Supersex, serie Netflix ispirata alla vita del pornoattore Rocco Siffredi, ha generato il solito bigottismo. Eppure, i dati del porno in Italia parlano chiaro

Sono bastate una locandina e una data di uscita (il prossimo 6 marzo) per scatenare un’ondata di critiche e relativa pubblicità sulla scelta Netflix di dedicare un biopic a Rocco Siffredi.

Strutturata in sette episodi e interpretata dall’attore Alessandro Borghi, la miniserie "Supersex" punta a indagare il percorso del pornoattore più controverso, acclamato e pop, svelando le luci e le ombre che hanno portato Rocco Tano – nato 59 anni fa a Ortona – a diventare un’icona mondiale del sesso.

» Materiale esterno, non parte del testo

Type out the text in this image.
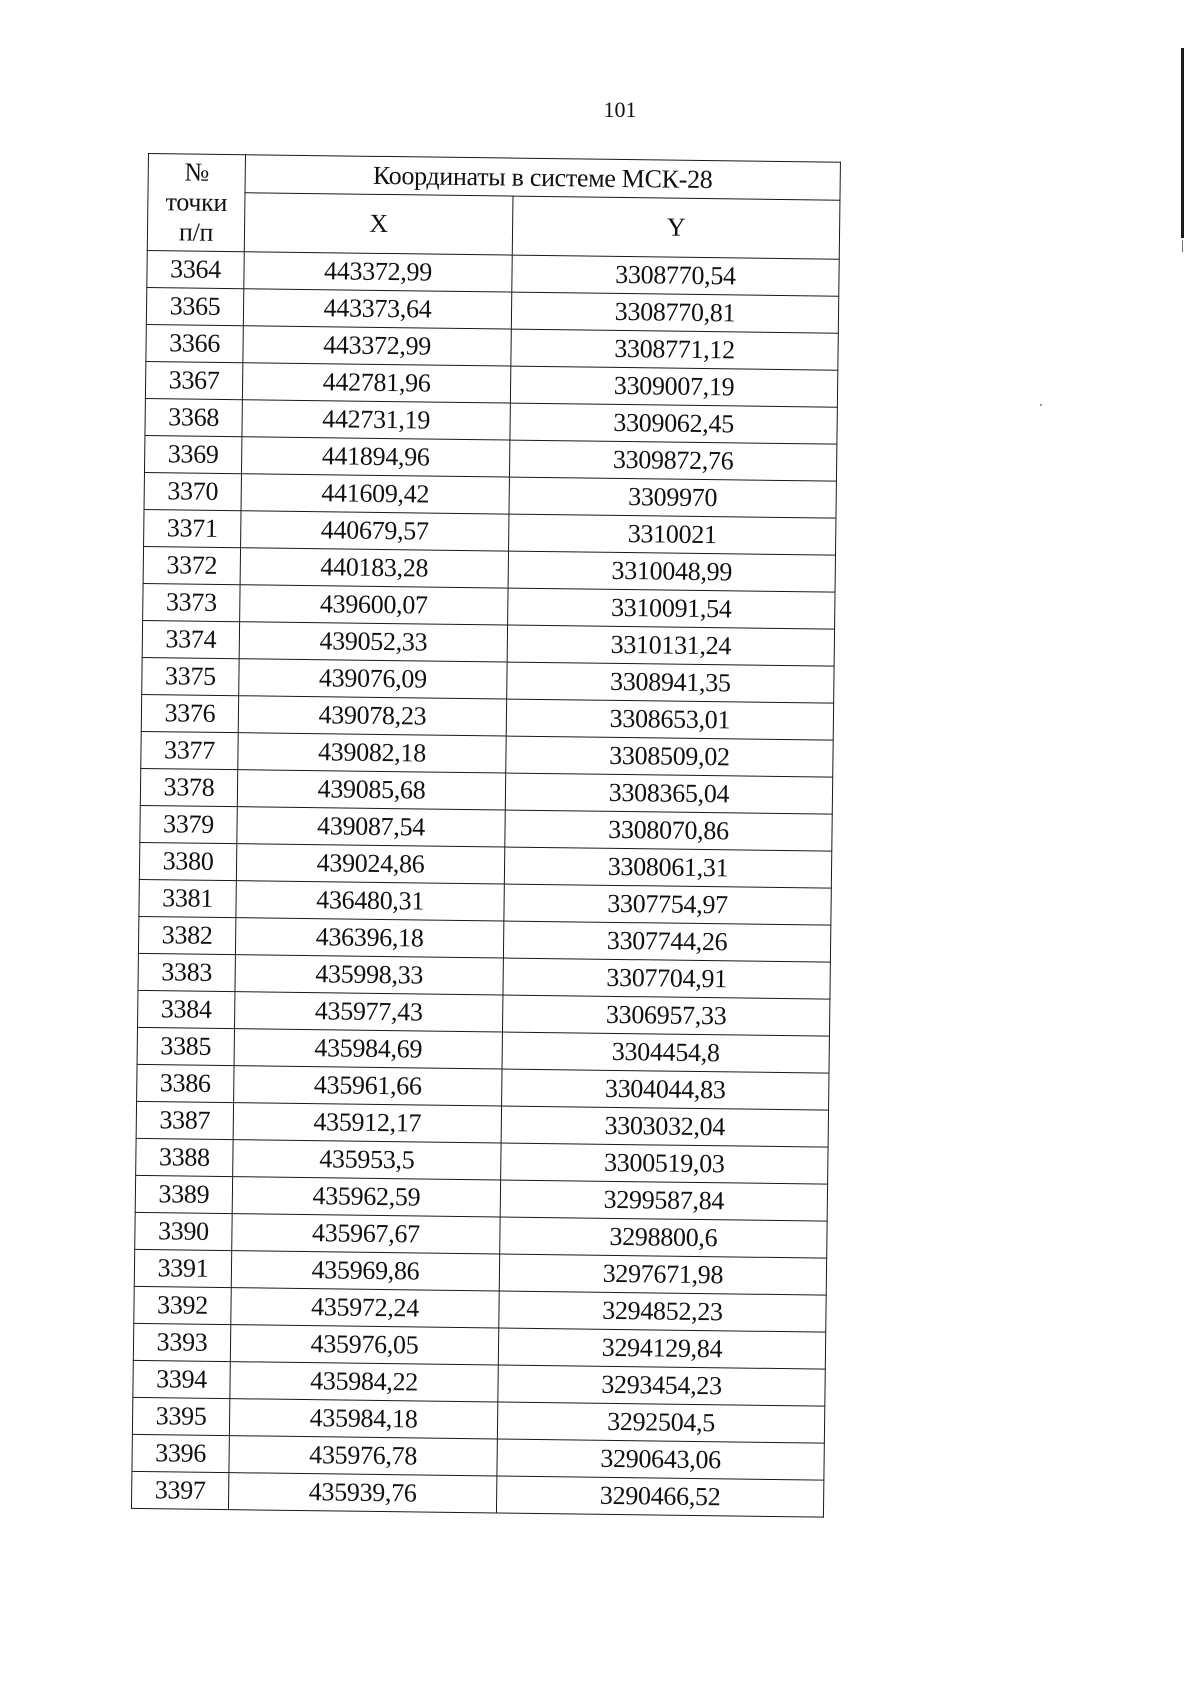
101
№
точки
п/п	Координаты в системе МСК-28	
	X	Y
3364	443372,99	3308770,54
3365	443373,64	3308770,81
3366	443372,99	3308771,12
3367	442781,96	3309007,19
3368	442731,19	3309062,45
3369	441894,96	3309872,76
3370	441609,42	3309970
3371	440679,57	3310021
3372	440183,28	3310048,99
3373	439600,07	3310091,54
3374	439052,33	3310131,24
3375	439076,09	3308941,35
3376	439078,23	3308653,01
3377	439082,18	3308509,02
3378	439085,68	3308365,04
3379	439087,54	3308070,86
3380	439024,86	3308061,31
3381	436480,31	3307754,97
3382	436396,18	3307744,26
3383	435998,33	3307704,91
3384	435977,43	3306957,33
3385	435984,69	3304454,8
3386	435961,66	3304044,83
3387	435912,17	3303032,04
3388	435953,5	3300519,03
3389	435962,59	3299587,84
3390	435967,67	3298800,6
3391	435969,86	3297671,98
3392	435972,24	3294852,23
3393	435976,05	3294129,84
3394	435984,22	3293454,23
3395	435984,18	3292504,5
3396	435976,78	3290643,06
3397	435939,76	3290466,52
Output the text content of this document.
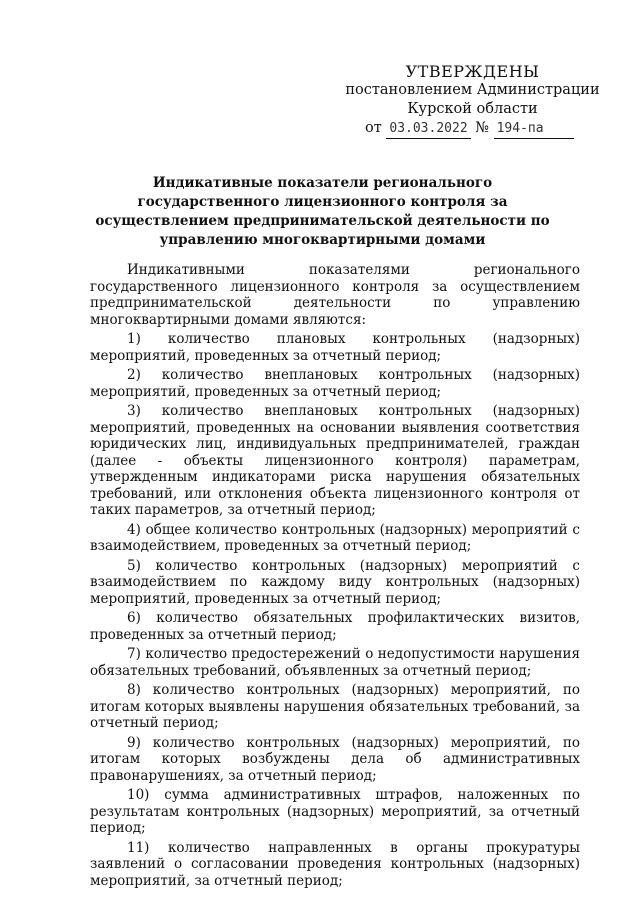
УТВЕРЖДЕНЫ
постановлением Администрации
Курской области
от 03.03.2022 № 194-па
Индикативные показатели регионального государственного лицензионного контроля за осуществлением предпринимательской деятельности по управлению многоквартирными домами

Индикативными показателями регионального государственного лицензионного контроля за осуществлением предпринимательской деятельности по управлению многоквартирными домами являются:

1) количество плановых контрольных (надзорных) мероприятий, проведенных за отчетный период;

2) количество внеплановых контрольных (надзорных) мероприятий, проведенных за отчетный период;

3) количество внеплановых контрольных (надзорных) мероприятий, проведенных на основании выявления соответствия юридических лиц, индивидуальных предпринимателей, граждан (далее - объекты лицензионного контроля) параметрам, утвержденным индикаторами риска нарушения обязательных требований, или отклонения объекта лицензионного контроля от таких параметров, за отчетный период;

4) общее количество контрольных (надзорных) мероприятий с взаимодействием, проведенных за отчетный период;

5) количество контрольных (надзорных) мероприятий с взаимодействием по каждому виду контрольных (надзорных) мероприятий, проведенных за отчетный период;

6) количество обязательных профилактических визитов, проведенных за отчетный период;

7) количество предостережений о недопустимости нарушения обязательных требований, объявленных за отчетный период;

8) количество контрольных (надзорных) мероприятий, по итогам которых выявлены нарушения обязательных требований, за отчетный период;

9) количество контрольных (надзорных) мероприятий, по итогам которых возбуждены дела об административных правонарушениях, за отчетный период;

10) сумма административных штрафов, наложенных по результатам контрольных (надзорных) мероприятий, за отчетный период;

11) количество направленных в органы прокуратуры заявлений о согласовании проведения контрольных (надзорных) мероприятий, за отчетный период;
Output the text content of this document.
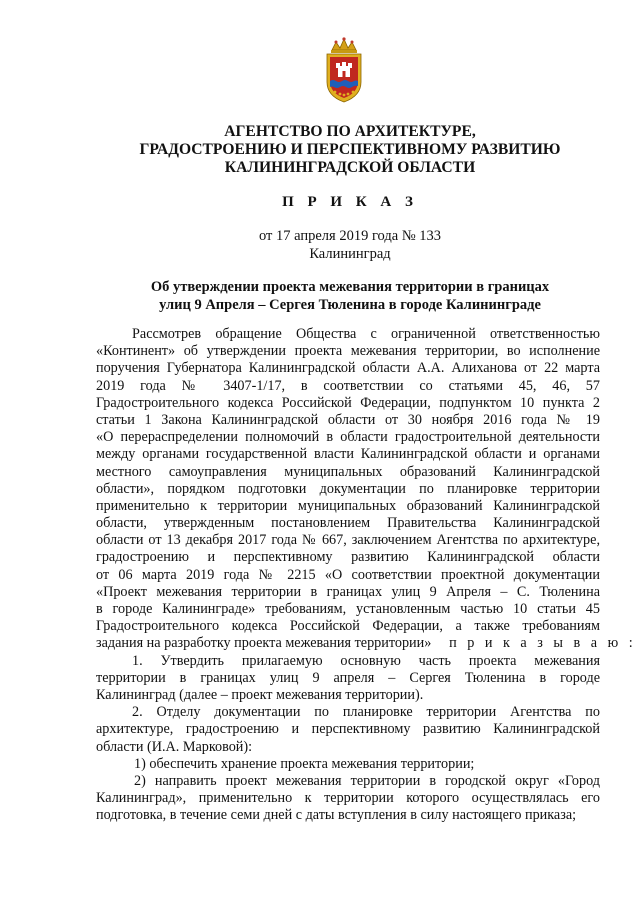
АГЕНТСТВО ПО АРХИТЕКТУРЕ,
ГРАДОСТРОЕНИЮ И ПЕРСПЕКТИВНОМУ РАЗВИТИЮ
КАЛИНИНГРАДСКОЙ ОБЛАСТИ
П Р И К А З
от 17 апреля 2019 года № 133
Калининград
Об утверждении проекта межевания территории в границах
улиц 9 Апреля – Сергея Тюленина в городе Калининграде
Рассмотрев обращение Общества с ограниченной ответственностью
«Континент» об утверждении проекта межевания территории, во исполнение
поручения Губернатора Калининградской области А.А. Алиханова от 22 марта
2019 года № 3407-1/17, в соответствии со статьями 45, 46, 57
Градостроительного кодекса Российской Федерации, подпунктом 10 пункта 2
статьи 1 Закона Калининградской области от 30 ноября 2016 года № 19
«О перераспределении полномочий в области градостроительной деятельности
между органами государственной власти Калининградской области и органами
местного самоуправления муниципальных образований Калининградской
области», порядком подготовки документации по планировке территории
применительно к территории муниципальных образований Калининградской
области, утвержденным постановлением Правительства Калининградской
области от 13 декабря 2017 года № 667, заключением Агентства по архитектуре,
градостроению и перспективному развитию Калининградской области
от 06 марта 2019 года № 2215 «О соответствии проектной документации
«Проект межевания территории в границах улиц 9 Апреля – С. Тюленина
в городе Калининграде» требованиям, установленным частью 10 статьи 45
Градостроительного кодекса Российской Федерации, а также требованиям
задания на разработку проекта межевания территории» п р и к а з ы в а ю :
1. Утвердить прилагаемую основную часть проекта межевания
территории в границах улиц 9 апреля – Сергея Тюленина в городе
Калининград (далее – проект межевания территории).
2. Отделу документации по планировке территории Агентства по
архитектуре, градостроению и перспективному развитию Калининградской
области (И.А. Марковой):
1) обеспечить хранение проекта межевания территории;
2) направить проект межевания территории в городской округ «Город
Калининград», применительно к территории которого осуществлялась его
подготовка, в течение семи дней с даты вступления в силу настоящего приказа;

Il nocciolo della questione, come spesso accade, risiede in una scala di grigi: dal poco trapelato non si evince alcuna intenzione di glorificarlo o demonizzarlo ma, semmai, di raccontare una vita che incuriosisce più di quanto si voglia ammettere. Tutto in linea con scelte precise di marketing (pensate al documentario “Unica” con Ilary Blasi, che ha ricevuto tante critiche ma raccolto un’ottima audience), senza dimenticare il bigottismo dilagante che fa urlare allo scandalo, soprattutto se a parlare di sesso sono le donne.

Eppure, il recente report di Pornhub – colosso canadese del porno – racconta di un’Italia diversa, al quinto posto nella classifica mondiale per accessi alla piattaforma. Solo tre visite su dieci sono effettuate da donne che (inevitabilmente) restano le protagoniste indiscusse delle clip.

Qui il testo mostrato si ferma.